Politique générale du gouvernement: Ouyahia répond aujourd’hui aux députés

Politique générale du gouvernement: Ouyahia répond aujourd’hui aux députés

par Amine L., Le Quotidien d’Oran, 31 octobre 2010

Le Premier ministre répondra, aujourd’hui, aux questions que lui ont adressées les députés à l’issue de la présentation de la déclaration de la politique générale du gouvernement.

Plusieurs questions ont été soulevées par des parlementaires issus de différentes formations politiques, lors du débat en session plénière de l’APN. Les parlementaires ont réclamé «un droit de regard» sur la gestion des finances publiques, à travers notamment le contrôle des dépenses du budget.

Un député s’est interrogé sur «le retard qu’accuse le gouvernement pour présenter la loi du règlement budgétaire». «L’importance du budget consacré au programme 2010-2014 (286 milliards de dollars) nécessite la mise en place de mécanismes supplémentaires de contrôle des dépenses publiques», ont estimé les députés qui ont regretté que «l’action de la Cour des comptes est gelée depuis plusieurs années.» De son côté, un député indépendant a interpellé le Premier ministre sur l’instruction émise par ce dernier promettant d’associer les députés dans la gestion locale. Il a affirmé que «cette instruction n’a jamais été appliquée par les walis». «Nous n’avons pas un droit de contrôle. Nous voulons être associés à la gestion locale», a-t-il revendiqué.

D’autres députés ont estimé que la déclaration de politique générale «a été formulée dans un rapport résumé, qui aurait mérité d’être complété par un autre rapport financier». Les interventions des parlementaires ont porté aussi sur la lutte contre la corruption, ainsi que sur le retard dans l’exécution de certains projets».

«Un tiers du montant consacré au programme 2010-2014 sera affecté à la réévaluation d’anciens projets», a observé un autre député comme pour mettre en relief les lourds surcoûts induits par ces retards.

En revanche, d’autres députés ont salué les performances économiques du gouvernement, citant les exemples «du paiement par anticipation de la dette externe, le placement des fonds de réserves de changes, la diminution du taux de chômage et la hausse du taux de croissance hors hydrocarbures».

Un député cite un dernier rapport du FMI «qui, dit-il, a classé l’Algérie parmi les premiers pays arabes et africains qui ont enregistré des avancées». Il a réclamé, en revanche, un plan de relance des investissements, notamment dans les secteurs productifs et un meilleur suivi des projets.

D’autres élus ont appelé à l’ouverture du dialogue et l’implication du peuple dans les décisions qui le concernent. Le député du RCD, M. Khendek, avait déclaré pour sa part que «la réussite et le développement sont conditionnés par la participation effective du citoyen».

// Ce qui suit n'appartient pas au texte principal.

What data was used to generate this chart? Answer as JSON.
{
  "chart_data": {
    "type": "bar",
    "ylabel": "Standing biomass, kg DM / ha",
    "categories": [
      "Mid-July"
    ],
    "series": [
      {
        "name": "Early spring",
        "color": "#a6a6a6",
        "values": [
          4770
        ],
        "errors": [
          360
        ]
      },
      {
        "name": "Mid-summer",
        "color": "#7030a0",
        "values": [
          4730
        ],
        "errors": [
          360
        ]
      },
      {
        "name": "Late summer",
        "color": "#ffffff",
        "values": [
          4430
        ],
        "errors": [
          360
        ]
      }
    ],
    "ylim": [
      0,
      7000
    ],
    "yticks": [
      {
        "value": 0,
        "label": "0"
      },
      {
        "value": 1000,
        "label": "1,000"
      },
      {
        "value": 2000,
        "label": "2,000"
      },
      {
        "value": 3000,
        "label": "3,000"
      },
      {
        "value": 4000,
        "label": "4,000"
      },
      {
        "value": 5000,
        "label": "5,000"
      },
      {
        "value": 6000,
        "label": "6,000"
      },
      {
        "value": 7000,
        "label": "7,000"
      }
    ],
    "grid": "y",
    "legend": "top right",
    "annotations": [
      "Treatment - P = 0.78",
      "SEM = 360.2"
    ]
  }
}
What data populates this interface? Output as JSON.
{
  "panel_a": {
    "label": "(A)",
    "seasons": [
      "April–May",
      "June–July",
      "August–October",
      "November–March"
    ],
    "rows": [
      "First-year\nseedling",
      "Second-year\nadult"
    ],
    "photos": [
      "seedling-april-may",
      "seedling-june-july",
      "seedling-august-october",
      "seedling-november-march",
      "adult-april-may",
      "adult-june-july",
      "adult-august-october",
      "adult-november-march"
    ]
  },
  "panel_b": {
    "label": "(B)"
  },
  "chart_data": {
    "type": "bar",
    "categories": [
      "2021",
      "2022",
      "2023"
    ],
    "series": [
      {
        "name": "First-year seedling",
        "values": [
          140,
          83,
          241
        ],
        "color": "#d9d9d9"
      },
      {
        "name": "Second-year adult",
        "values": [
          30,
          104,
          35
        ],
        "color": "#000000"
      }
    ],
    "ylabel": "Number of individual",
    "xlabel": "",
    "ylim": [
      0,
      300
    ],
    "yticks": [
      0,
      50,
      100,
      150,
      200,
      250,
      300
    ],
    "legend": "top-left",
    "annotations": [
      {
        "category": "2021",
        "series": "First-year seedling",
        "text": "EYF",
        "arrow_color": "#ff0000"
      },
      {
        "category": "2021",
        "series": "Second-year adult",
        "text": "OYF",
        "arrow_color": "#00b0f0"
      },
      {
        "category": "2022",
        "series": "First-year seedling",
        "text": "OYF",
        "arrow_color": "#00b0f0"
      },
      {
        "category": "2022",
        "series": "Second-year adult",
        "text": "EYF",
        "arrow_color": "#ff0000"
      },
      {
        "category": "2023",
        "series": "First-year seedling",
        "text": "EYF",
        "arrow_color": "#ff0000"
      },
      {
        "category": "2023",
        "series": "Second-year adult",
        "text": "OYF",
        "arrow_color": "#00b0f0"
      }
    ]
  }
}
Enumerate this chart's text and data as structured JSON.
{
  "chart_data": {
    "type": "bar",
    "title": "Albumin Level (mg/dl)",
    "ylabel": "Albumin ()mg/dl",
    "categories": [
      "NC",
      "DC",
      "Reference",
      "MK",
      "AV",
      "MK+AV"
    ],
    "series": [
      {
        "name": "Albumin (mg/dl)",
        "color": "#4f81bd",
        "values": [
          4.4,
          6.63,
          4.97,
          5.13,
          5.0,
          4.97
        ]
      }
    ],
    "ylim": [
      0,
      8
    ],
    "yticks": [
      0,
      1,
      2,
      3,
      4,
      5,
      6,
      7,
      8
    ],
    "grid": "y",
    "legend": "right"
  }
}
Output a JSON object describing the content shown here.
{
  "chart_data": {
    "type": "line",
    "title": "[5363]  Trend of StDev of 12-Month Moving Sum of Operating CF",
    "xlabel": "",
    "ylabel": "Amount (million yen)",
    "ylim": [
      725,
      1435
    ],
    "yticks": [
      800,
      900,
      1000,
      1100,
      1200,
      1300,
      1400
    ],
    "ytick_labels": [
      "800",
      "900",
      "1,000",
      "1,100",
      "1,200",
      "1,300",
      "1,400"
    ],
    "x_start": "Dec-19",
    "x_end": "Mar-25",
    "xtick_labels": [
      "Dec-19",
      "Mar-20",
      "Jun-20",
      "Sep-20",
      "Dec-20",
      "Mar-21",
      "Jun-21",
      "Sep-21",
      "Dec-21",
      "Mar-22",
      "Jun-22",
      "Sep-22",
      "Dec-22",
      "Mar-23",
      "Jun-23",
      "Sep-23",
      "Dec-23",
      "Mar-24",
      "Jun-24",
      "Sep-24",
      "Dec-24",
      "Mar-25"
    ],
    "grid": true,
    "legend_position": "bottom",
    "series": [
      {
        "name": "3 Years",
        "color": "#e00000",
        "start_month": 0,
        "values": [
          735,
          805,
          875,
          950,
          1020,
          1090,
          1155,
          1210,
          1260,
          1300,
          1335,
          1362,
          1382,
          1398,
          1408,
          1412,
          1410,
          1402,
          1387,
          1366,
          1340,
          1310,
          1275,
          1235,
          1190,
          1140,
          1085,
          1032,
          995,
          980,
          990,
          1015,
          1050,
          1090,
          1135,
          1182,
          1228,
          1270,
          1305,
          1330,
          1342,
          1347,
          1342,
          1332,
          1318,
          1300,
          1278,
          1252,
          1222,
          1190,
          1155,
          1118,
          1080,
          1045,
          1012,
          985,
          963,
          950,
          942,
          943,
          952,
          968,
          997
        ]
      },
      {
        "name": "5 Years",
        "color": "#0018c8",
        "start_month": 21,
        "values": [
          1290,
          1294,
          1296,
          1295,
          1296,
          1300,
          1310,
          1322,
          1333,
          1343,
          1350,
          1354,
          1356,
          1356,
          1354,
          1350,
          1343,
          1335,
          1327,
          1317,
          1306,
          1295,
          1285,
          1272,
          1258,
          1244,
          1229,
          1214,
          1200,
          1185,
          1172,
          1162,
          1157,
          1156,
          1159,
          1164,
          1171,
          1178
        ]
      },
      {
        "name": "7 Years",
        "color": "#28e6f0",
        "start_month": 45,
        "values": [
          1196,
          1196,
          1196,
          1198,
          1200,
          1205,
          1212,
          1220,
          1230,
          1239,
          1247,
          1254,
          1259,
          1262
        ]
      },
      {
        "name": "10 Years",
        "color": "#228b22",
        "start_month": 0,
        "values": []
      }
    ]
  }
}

M. Belabbes, du même parti, a appelé à «l’ouverture d’un dialogue sur les programmes économiques avant leur présentation devant le Parlement». Il a estimé «que comparativement à des pays voisins, la politique économique algérienne est moins performante et moins attrayante aux investissements étrangers».

Le député du PT, Mourad Mansour, a quant à lui, passé en revue les différents problèmes que vit l’université algérienne en critiquant notamment le système LMD. Sur le plan de la liberté de la presse, le député Cherrar du FLN a plaidé pour l’ouverture du secteur de l’audiovisuel. Les députés du RCD ont relevé «un recul en matière de libertés individuelles et syndicales», appelant à la levée de l’état d’urgence. Le respect du droit des travailleurs à la grève et des libertés syndicales a été fortement réclamé par les parlementaires.